Kind, versprich mir, dass du dich erschießt: Der Untergang der kleinen Leute 1945 (www.boox.bz) by Florian Huber
Autor:Florian Huber [Huber, Florian]
Die sprache: deu
Format: epub
ISBN: 9783827077882
Herausgeber: eBook Berlin Verlag
veröffentlicht: 2015-02-15T23:00:00+00:00
Fackeln im Winter, Veilchen im März
»Ich habe keine großen Sensationen von diesem Datum zu berichten, denn ich habe es nicht in Berlin, sondern in Süddeutschland erlebt.« Ohne Pathos beschrieb der in Frankfurt am Main geborene und in München aufgewachsene 30-jährige Auslandsschweizer René Juvet den 30. Januar 1933, dem zum »Tag der nationalen Erhebung« stilisierten Datum von Hitlers Machtantritt. Er schrieb darüber zehn Jahre später, kurz vor Ende des Zweiten Weltkriegs. Zwar verbarg er alle Namen hinter Pseudonymen, doch nannte er seinen Text einen »Tatsachenbericht«. Es ging ihm um das Verhalten, die Worte und Gesten der Deutschen. Er wollte zeigen, wie die Phasen der nationalsozialistischen Herrschaft auf seine Kollegen in der Maschinenfabrik wirkten. Er wollte in die Köpfe der Deutschen blicken, mit denen er zwanzig Jahre lang zu tun hatte. Obwohl er Kindheit und Jugend in Deutschland verbracht hatte, empfand er sich nie als zugehörig. Er sprach als Schweizer, der beiseitesteht.
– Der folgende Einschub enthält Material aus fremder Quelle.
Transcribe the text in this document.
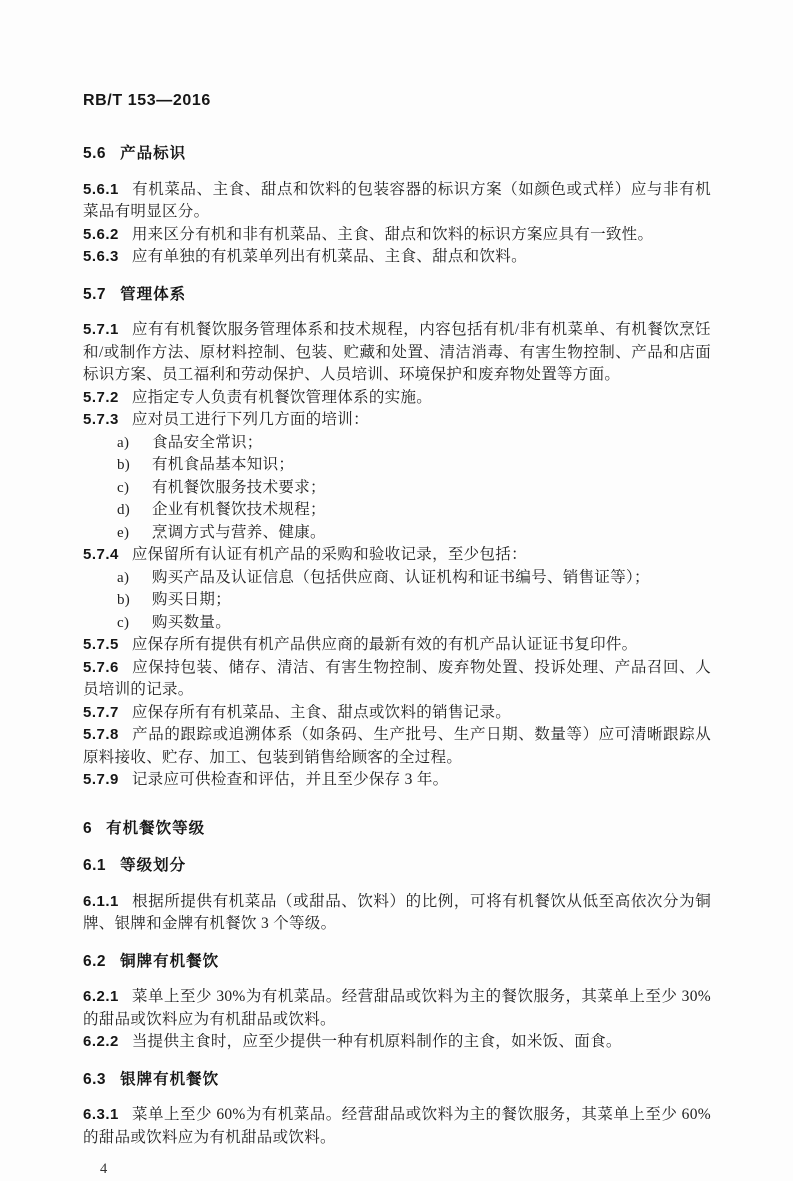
RB/T 153—2016
5.6 产品标识
5.6.1 有机菜品、主食、甜点和饮料的包装容器的标识方案（如颜色或式样）应与非有机菜品有明显区分。
5.6.2 用来区分有机和非有机菜品、主食、甜点和饮料的标识方案应具有一致性。
5.6.3 应有单独的有机菜单列出有机菜品、主食、甜点和饮料。
5.7 管理体系
5.7.1 应有有机餐饮服务管理体系和技术规程，内容包括有机/非有机菜单、有机餐饮烹饪和/或制作方法、原材料控制、包装、贮藏和处置、清洁消毒、有害生物控制、产品和店面标识方案、员工福利和劳动保护、人员培训、环境保护和废弃物处置等方面。
5.7.2 应指定专人负责有机餐饮管理体系的实施。
5.7.3 应对员工进行下列几方面的培训：
a) 食品安全常识；
b) 有机食品基本知识；
c) 有机餐饮服务技术要求；
d) 企业有机餐饮技术规程；
e) 烹调方式与营养、健康。
5.7.4 应保留所有认证有机产品的采购和验收记录，至少包括：
a) 购买产品及认证信息（包括供应商、认证机构和证书编号、销售证等）；
b) 购买日期；
c) 购买数量。
5.7.5 应保存所有提供有机产品供应商的最新有效的有机产品认证证书复印件。
5.7.6 应保持包装、储存、清洁、有害生物控制、废弃物处置、投诉处理、产品召回、人员培训的记录。
5.7.7 应保存所有有机菜品、主食、甜点或饮料的销售记录。
5.7.8 产品的跟踪或追溯体系（如条码、生产批号、生产日期、数量等）应可清晰跟踪从原料接收、贮存、加工、包装到销售给顾客的全过程。
5.7.9 记录应可供检查和评估，并且至少保存 3 年。
6 有机餐饮等级
6.1 等级划分
6.1.1 根据所提供有机菜品（或甜品、饮料）的比例，可将有机餐饮从低至高依次分为铜牌、银牌和金牌有机餐饮 3 个等级。
6.2 铜牌有机餐饮
6.2.1 菜单上至少 30%为有机菜品。经营甜品或饮料为主的餐饮服务，其菜单上至少 30%的甜品或饮料应为有机甜品或饮料。
6.2.2 当提供主食时，应至少提供一种有机原料制作的主食，如米饭、面食。
6.3 银牌有机餐饮
6.3.1 菜单上至少 60%为有机菜品。经营甜品或饮料为主的餐饮服务，其菜单上至少 60%的甜品或饮料应为有机甜品或饮料。
4
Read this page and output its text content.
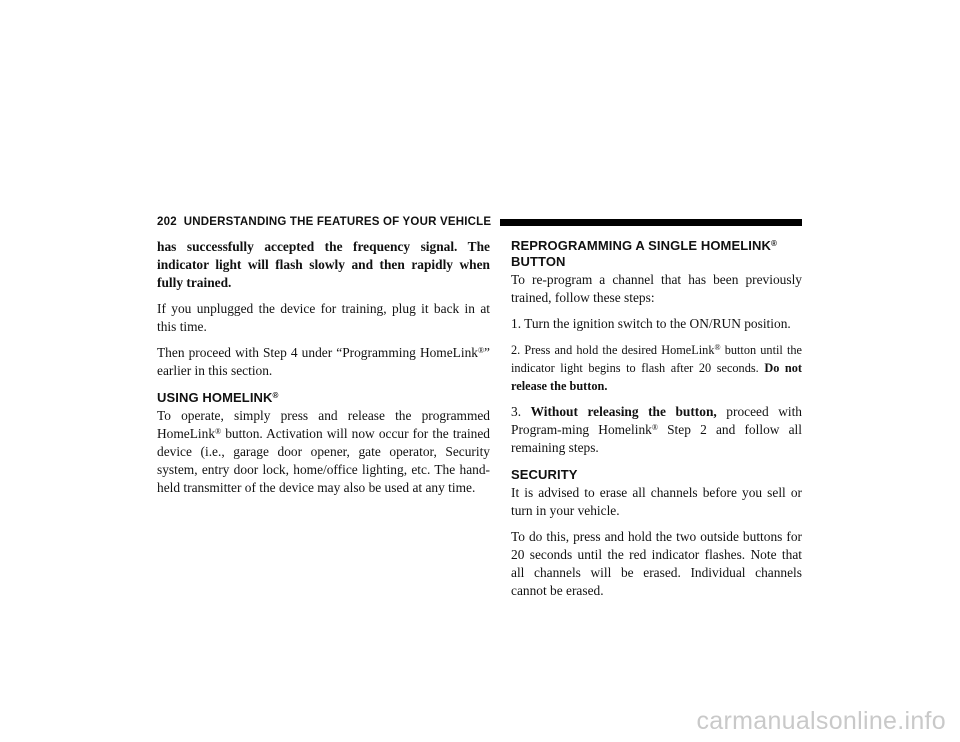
202 UNDERSTANDING THE FEATURES OF YOUR VEHICLE

has successfully accepted the frequency signal. The indicator light will flash slowly and then rapidly when fully trained.

If you unplugged the device for training, plug it back in at this time.

Then proceed with Step 4 under “Programming HomeLink®” earlier in this section.

USING HOMELINK®

To operate, simply press and release the programmed HomeLink® button. Activation will now occur for the trained device (i.e., garage door opener, gate operator, Security system, entry door lock, home/office lighting, etc. The hand-held transmitter of the device may also be used at any time.

REPROGRAMMING A SINGLE HOMELINK®
BUTTON

To re-program a channel that has been previously trained, follow these steps:

1. Turn the ignition switch to the ON/RUN position.

2. Press and hold the desired HomeLink® button until the indicator light begins to flash after 20 seconds. Do not release the button.

3. Without releasing the button, proceed with Program-ming Homelink® Step 2 and follow all remaining steps.

SECURITY

It is advised to erase all channels before you sell or turn in your vehicle.

To do this, press and hold the two outside buttons for 20 seconds until the red indicator flashes. Note that all channels will be erased. Individual channels cannot be erased.

carmanualsonline.info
Der 30. Januar 1933 ging an seinem Betrieb in Augsburg vorbei. Keine neuen Braunhemden, einzig die alten NSDAP-Kollegen wie Neder und Hofmann trugen ihre Abzeichen emailglänzend vor der Brust. »Im allgemeinen war die Begeisterung bei uns nicht groß, viele waren beklommen und harrten der Dinge, die da kommen sollten. Die Arbeiter waren ausgesprochen bedrückt.«
In weiten Teilen Deutschlands änderte die Ernennung Hitlers zum Reichskanzler zunächst wenig an der abwartenden Skepsis. Zu viele Regierungen hatten die Menschen kommen und gehen sehen. Zu drückend regierte das Elendsgespenst der Wirtschaftskrise. In der Hauptstadt Berlin war der Regierungswechsel dagegen mehr als eine bloße Radiomeldung oder Zeitungsschlagzeile. Hier wurde er zum Erlebnis für alle Sinne. Die Anhänger des neuen Kanzlers fanden den Weg in die Innenstadt zur ersten Siegesparade ihrer Bewegung.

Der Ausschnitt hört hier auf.